The greatest restriction in transplanting this pattern is the amount of donor hair left to redistribute. In addition, there is a large area of baldness to cover.

A stage 7 pattern is the most difficult to design.

We would spend a lot of time with the individual patient discussing their design as it must look natural and it must suit the face-shape of the individual. This may involve multiple pre-operative design consultations.

The sides have dropped down and the temples have receded backwards leaving a large expanse of forehead. This is when you need the right shaped head to carry off the bald look.

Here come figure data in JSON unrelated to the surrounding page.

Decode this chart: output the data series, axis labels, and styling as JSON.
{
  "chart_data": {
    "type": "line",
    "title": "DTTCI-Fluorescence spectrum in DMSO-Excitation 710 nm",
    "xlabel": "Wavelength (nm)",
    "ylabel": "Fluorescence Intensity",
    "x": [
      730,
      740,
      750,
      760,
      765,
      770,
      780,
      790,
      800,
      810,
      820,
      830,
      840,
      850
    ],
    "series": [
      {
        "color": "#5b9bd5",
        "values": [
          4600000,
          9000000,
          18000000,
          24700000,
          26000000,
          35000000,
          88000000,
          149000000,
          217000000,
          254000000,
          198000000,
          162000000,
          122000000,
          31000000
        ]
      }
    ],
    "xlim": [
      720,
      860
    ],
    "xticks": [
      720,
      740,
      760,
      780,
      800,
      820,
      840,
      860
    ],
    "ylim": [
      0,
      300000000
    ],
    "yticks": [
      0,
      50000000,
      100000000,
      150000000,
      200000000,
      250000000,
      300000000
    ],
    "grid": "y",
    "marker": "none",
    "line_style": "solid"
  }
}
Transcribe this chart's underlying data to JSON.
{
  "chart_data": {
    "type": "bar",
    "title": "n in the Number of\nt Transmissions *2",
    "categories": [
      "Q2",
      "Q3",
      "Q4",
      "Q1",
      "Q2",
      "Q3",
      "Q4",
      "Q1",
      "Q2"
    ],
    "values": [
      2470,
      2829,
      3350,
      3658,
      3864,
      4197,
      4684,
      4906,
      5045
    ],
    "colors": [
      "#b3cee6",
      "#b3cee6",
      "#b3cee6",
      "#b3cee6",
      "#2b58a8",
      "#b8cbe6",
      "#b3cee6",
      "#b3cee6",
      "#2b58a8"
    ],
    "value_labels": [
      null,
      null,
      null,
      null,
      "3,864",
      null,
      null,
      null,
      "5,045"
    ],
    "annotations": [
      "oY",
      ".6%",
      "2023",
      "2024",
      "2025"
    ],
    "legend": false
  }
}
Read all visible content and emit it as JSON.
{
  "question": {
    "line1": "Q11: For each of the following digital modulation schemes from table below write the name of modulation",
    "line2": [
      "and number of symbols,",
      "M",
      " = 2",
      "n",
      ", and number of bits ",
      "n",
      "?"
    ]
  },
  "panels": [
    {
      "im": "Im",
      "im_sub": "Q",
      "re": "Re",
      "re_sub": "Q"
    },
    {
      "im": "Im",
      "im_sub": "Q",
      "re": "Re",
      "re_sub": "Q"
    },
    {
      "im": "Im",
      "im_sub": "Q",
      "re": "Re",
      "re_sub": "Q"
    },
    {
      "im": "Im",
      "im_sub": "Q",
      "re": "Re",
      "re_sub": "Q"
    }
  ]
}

This is particularly difficult from a design perspective as all of the hair structures have fallen away leaving just a rim of hair around the sides and back. A small amount of grafts could create a forelock which is not attached to anything, this is called an isolated forelock. It’s difficult to get the design right on this to make it look like a naturally occurring pattern but it is very effective in framing the face and uses only a small amount of grafts.

The other option is to rebuild the area above the ears ( the apex of the lateral hump) to create a Norwood 6 and then replace the bridge and forelock to create a Norwood 5. Density is a personal preference as a thinned look is perfectly natural.

At this stage the crown is large and the bridge must be designed to make the crown look natural. A thin scattering of fine hairs can look natural on the crown if designed well.